As of March 31, 2025 and December 31, 2024, common stock reserved for future issuance was as follows:

 

 

 

March 31,

 

 

December 31,

 

 

 

2025

 

 

2024

 

Outstanding stock option awards

 

 

7,979,810

 

 

 

7,595,922

 

Unvested restricted stock units awards

 

 

635,167

 

 

 

549,001

 

Shares available for future options grants under the 2024 Equity Incentive Plan and Equity Inducement Plan

 

 

5,598,976

 

 

 

3,562,709

 

Shares available for future grants under the Employee Stock Purchase Plan

 

 

844,000

 

 

 

422,000

 

Total shares reserved for future issuance

 

 

15,057,953

 

 

 

12,129,632

 

 

Early Exercise of Options for a Promissory Note

In December 2022, the Company’s former chief executive officer (the “Former CEO”), a then-related party, early exercised options for 349,321 shares of common stock in exchange for a partial recourse promissory note receivable with the principal amount of $1.1 million. The note bore interest at 4.27% per annum and was to be due in December 2027. For accounting purposes, the promissory note was determined to be non-recourse and, as such, the issuance of the promissory note and subsequent early exercise of stock options were considered not substantive. While the issued shares were not considered outstanding for accounting purposes, they were legally issued and had voting and dividend rights. The shares were included in common stock on the statement of redeemable convertible preferred stock and stockholders’ deficit as of December 31, 2023.

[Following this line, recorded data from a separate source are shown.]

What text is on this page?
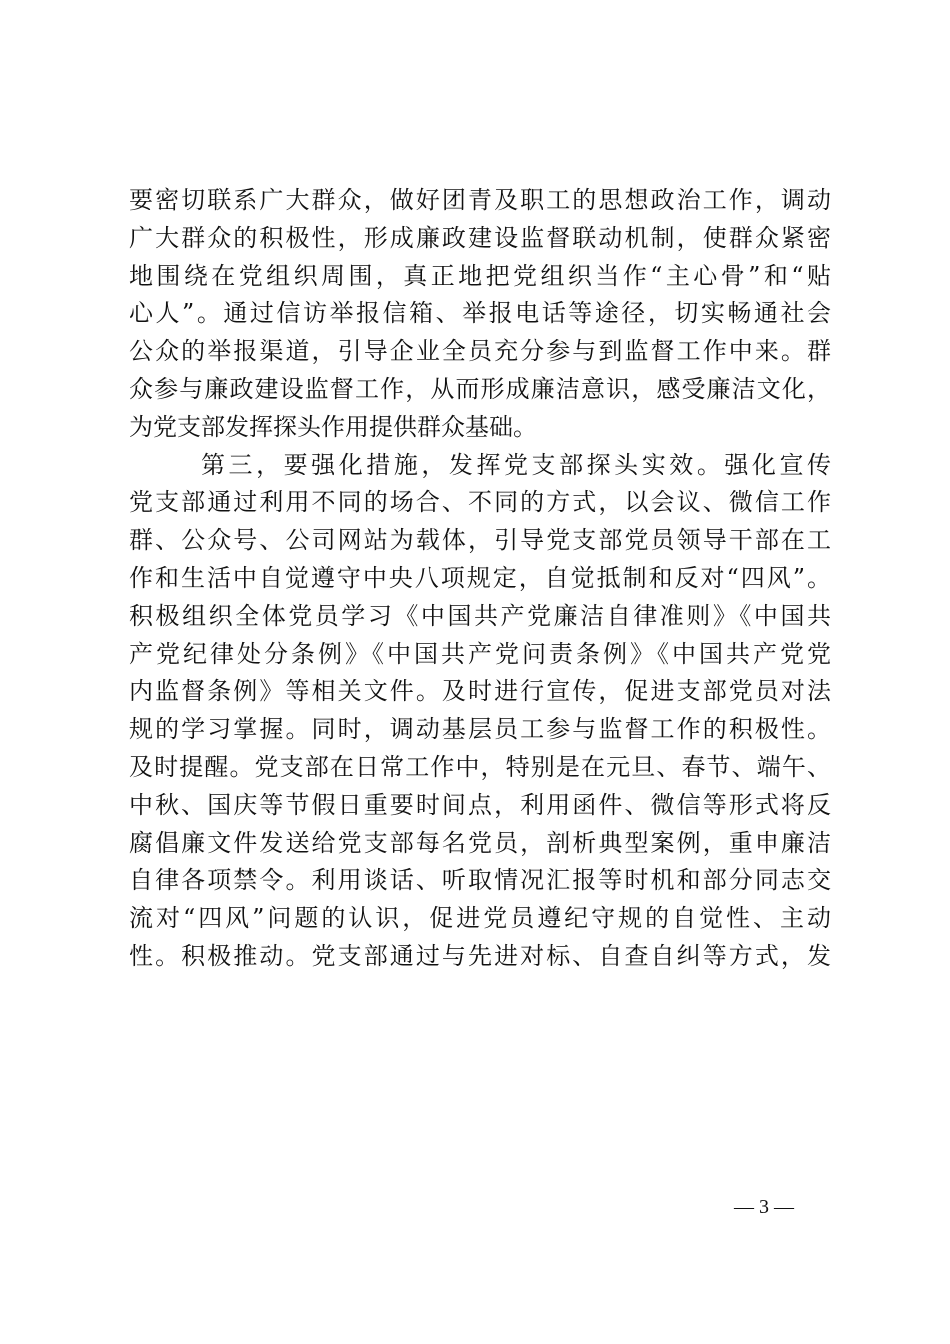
要密切联系广大群众，做好团青及职工的思想政治工作，调动
广大群众的积极性，形成廉政建设监督联动机制，使群众紧密
地围绕在党组织周围，真正地把党组织当作“主心骨”和“贴
心人”。通过信访举报信箱、举报电话等途径，切实畅通社会
公众的举报渠道，引导企业全员充分参与到监督工作中来。群
众参与廉政建设监督工作，从而形成廉洁意识，感受廉洁文化，
为党支部发挥探头作用提供群众基础。
第三，要强化措施，发挥党支部探头实效。强化宣传
党支部通过利用不同的场合、不同的方式，以会议、微信工作
群、公众号、公司网站为载体，引导党支部党员领导干部在工
作和生活中自觉遵守中央八项规定，自觉抵制和反对“四风”。
积极组织全体党员学习《中国共产党廉洁自律准则》《中国共
产党纪律处分条例》《中国共产党问责条例》《中国共产党党
内监督条例》等相关文件。及时进行宣传，促进支部党员对法
规的学习掌握。同时，调动基层员工参与监督工作的积极性。
及时提醒。党支部在日常工作中，特别是在元旦、春节、端午、
中秋、国庆等节假日重要时间点，利用函件、微信等形式将反
腐倡廉文件发送给党支部每名党员，剖析典型案例，重申廉洁
自律各项禁令。利用谈话、听取情况汇报等时机和部分同志交
流对“四风”问题的认识，促进党员遵纪守规的自觉性、主动
性。积极推动。党支部通过与先进对标、自查自纠等方式，发
— 3 —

On January 12, 2024, the Company and the Former CEO entered into a note forgiveness letter, pursuant to which the promissory note and all accrued interest thereon in an aggregate amount of $1.1 million were forgiven. As the shares subject to the options that were early exercised were vested as of the date of the forgiveness of the note, these are included in the calculation of net loss per share attributable to common stockholders from the date of the note’s forgiveness. The Company concluded that the note forgiveness was effectively a repricing of options and is a modification. Therefore, the incremental stock-based compensation expense was recognized for the vested shares at the modification date (see Note 9).

Shelf Registration Statement

On March 27, 2025, the Company filed a shelf registration statement on Form S-3 (the “Registration Statement”), covering the offer and sale from time to time of up to $250.0 million in aggregate offering price of shares of its common stock, shares of its preferred stock, debt securities, warrants, rights, units and/or depositary shares. The Registration Statement was declared effective by the SEC on April 15, 2025. The terms of any offering under the Registration Statement will be established at the time of such offering and will be described in a prospectus supplement to the Registration Statement filed with the SEC prior to the completion of any such offering. The Registration Statement included a sales agreement prospectus (the “ATM Prospectus”), covering the offer and sale from time to time through or to Jefferies, LLC (“Jefferies”), as sales agent, of up to $50.0 million in aggregate offering price of shares of the Company’s common stock under an Open Market Sale AgreementSM entered into with Jefferies on March 27, 2025. As of March 31, 2025, $50.0 million remains allocated and available under the ATM Prospectus and $200.0 million remains available and unallocated under the Registration Statement.